Opinion | How India’s coronavirus trauma is being made worse by vaccine challenges and feckless decisions
- India is vaccinating at top speed and approving more vaccines but is still struggling with the challenge of its massive population, while also letting huge crowds gather
- With hospitals already overwhelmed, experts expect the latest wave of infections to peak in May, or later

In just a week, India has overtaken Brazil in total cases and is now second only to the United States, which has more than 32 million cases, though with a stable and much lower daily infection rate.
Experts worry that India’s abrupt surge in Covid-19 infections may soon acquire alarming proportions and become unmanageable for the Modi government. The peak may only come next month, or later, and the projections are grim, said Dr Bhramar Mukherjee, professor of epidemiology at the School of Public Health, University of Michigan.
Most models predict that daily cases could hit 300,000-500,000 at the peak, which translates, she said, to “20,000-25,000 hospitalisation[s] and 3,000-4,000 deaths every day. This will surely overwhelm the health care infrastructure.”

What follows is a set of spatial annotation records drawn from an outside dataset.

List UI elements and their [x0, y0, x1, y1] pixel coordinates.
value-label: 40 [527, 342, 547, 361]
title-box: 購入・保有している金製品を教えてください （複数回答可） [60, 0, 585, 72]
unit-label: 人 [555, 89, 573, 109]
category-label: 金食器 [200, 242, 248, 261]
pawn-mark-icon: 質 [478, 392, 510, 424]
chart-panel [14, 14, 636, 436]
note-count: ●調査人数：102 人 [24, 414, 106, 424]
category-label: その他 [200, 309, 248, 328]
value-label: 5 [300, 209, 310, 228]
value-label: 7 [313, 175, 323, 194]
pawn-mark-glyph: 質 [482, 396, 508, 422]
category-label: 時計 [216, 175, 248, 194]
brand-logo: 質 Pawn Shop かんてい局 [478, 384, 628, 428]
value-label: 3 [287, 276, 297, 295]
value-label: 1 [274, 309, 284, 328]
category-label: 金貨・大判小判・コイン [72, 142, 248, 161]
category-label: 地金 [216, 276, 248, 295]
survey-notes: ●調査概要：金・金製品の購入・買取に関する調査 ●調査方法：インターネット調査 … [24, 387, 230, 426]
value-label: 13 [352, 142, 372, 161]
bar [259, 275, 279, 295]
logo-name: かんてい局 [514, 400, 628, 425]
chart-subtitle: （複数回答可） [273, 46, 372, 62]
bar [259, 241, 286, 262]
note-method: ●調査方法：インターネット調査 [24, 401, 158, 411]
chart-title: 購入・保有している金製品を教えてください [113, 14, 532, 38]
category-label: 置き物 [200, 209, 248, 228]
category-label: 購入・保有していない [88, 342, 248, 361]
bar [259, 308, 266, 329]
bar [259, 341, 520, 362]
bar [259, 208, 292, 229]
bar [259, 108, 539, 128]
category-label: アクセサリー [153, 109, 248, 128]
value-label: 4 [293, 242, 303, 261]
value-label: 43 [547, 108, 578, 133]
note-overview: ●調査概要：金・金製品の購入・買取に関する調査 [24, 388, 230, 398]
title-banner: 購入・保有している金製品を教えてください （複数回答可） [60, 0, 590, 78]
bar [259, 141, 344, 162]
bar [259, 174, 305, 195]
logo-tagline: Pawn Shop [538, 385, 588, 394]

The complexity of the challenge facing India is reflected in the Covid-19 metrics used globally. On the one hand, India has done well to keep its death rate down to 125 per million of population, compared with the US at more than 1,700, and Britain and Italy at about 1,900 each. In terms of total deaths, India also comes out better at just over 170,000, compared to about 578,000 for the US, 362,000 for Brazil and nearly 211,000 for Mexico.